“Coronary heart disease costs the US $108.9 billion each year and is the most common type of heart disease.”
– Nichols, Medical News Today. What are the top 10 leading causes of death in the US? 2014
Ischemic heart disease is the most common cause of death in the world and has been for the past decade. Coronary ischemia killed 7.4 million people in 2012 alone, according to the World Health Organization. Despite its prevalence both globally and in the United States, coronary ischemia, its causes and its treatments are not widely known by the American public.
Coronary ischemia is the reduction or restriction of blood flow and its oxygen to the heart, according to the American Heart Association. Symptoms may include angina, shortness of breath, fatigue, heart palpitations and swelling of the legs and feet. Silent ischemia occurs when there is no pain or other symptom. According to the Texas Heart Institute, silent ischemia affects three to four million Americans.
Coronary ischemia is caused by coronary artery disease.
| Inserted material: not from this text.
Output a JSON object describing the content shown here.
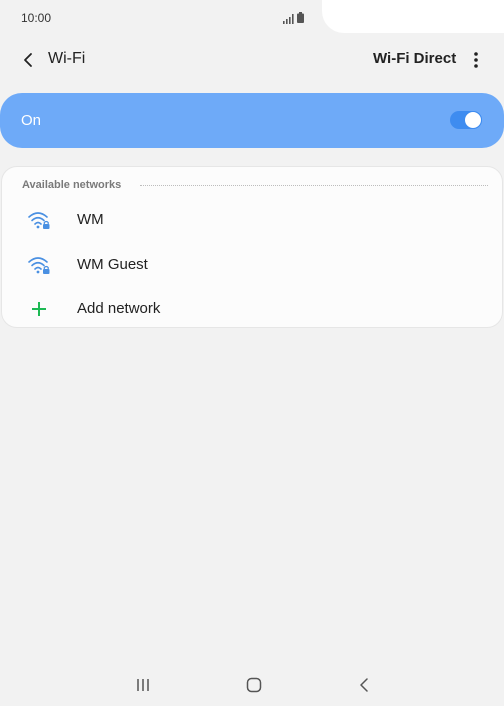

Johns Hopkins Medicine Heart & Vascular Institute defines coronary artery disease as “a narrowing of the coronary arteries, the vessels that supply blood to the heart muscle, generally due to the buildup of plaques in the arterial walls, a process known as atherosclerosis.” Previous heart attacks, diabetes, smoking, obesity and drug/alcohol abuse are all risk factors for coronary ischemia.
Treatment for coronary ischemia includes lifestyle changes, such as smoking cessation, alcohol intake reduction, healthy eating and exercise. Medications can not only treat symptoms, but also improve function of the heart. Common medications are beta-blockers and ACE inhibitors, according to the Cleveland Clinic. Implants, such as cardiac resynchronization therapy, and surgery, such as angioplasty and bypass surgery, are also treatment options.
Coronary ischemia is one of many negative clinical outcomes associated with inadequate pain management. To help prevent it, Orbis Biosciences has developed an injectable, multiday formulation of the analgesic tramadol. We hope that our work may add to recognition of this common health condition. We hope that quality of life will improve for people who live with ischemia and that one day, it may be eradicated completely.